Dr Peters said: “The ORR has a vision that the rail industry consistently achieves best practice in occupational health and ensures that the railway industry proactively manages health risks.

 “What do I find is an issue? That there is insufficient knowledge from the rail providers to be able to deliver occupational health services across our sector. The clinicians? There are decreasing numbers of them, they’re working on many different contracts – whether it be blue collar or white collar – and the knowledge is not maintained or being updated.” 

Dr Peters added that it can be difficult to review the quality of OH services. Organisations such as Network Rail and Transport for London will have in-house medical teams but others won’t, so they’ll find it difficult to know what they want to buy. 

Mark said that OH worked “really well” under British Rail with a guided structure and governance but that the fragmentation of the franchise system has seen expertise lost.

SAG’s ongoing work will see the creation of RSSB-accredited OH practitioner training, to ensure that governance is reinstated. 

‘With You in Mind’

In November, RSSB received a grant from the Department for Work and Pensions in support of the government’s goal of having one million more disabled people in work by 2027.

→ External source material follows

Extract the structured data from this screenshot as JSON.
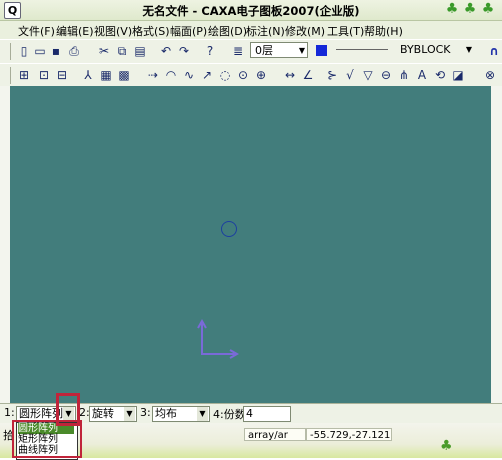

Its project, named ‘With You in Mind’, hopes to help individuals who suffer from mental health issues, especially those caused by the industry’s unique working environment, to get back into work. 

Speaker Michelle O’Sullivan said it won’t be a therapy service but a psychological-informed employment service that will offer consultation to employees, link with their employer, bridge into peer support groups, self-management resources and external support if needed.

In good hands

Workshop sessions followed in the afternoon where RSSB members had the opportunity to share even more of their ongoing work. Highlights included: a project to introduce colour-coded HAVs labels for hand tools, inspired by food nutrition labels; a scheme called Health By Design, which aims to reduce the risk of musculoskeletal issues by thinking about risks not just in the design stage but during construction, supply, commissioning, maintenance and decommissioning; and also a session on encouraging healthy behaviours by engineering the workplace to help develop new habits rather than relying on willpower. 

RSSB’s annual conference provided a great window into the countless projects going on behind the scenes. Based on the energy and enthusiasm on display – combined with resources colleagues can draw on – rail staff can rest assured that their physical and mental health at work is in good hands with many potentially significant improvement projects in the pipeline.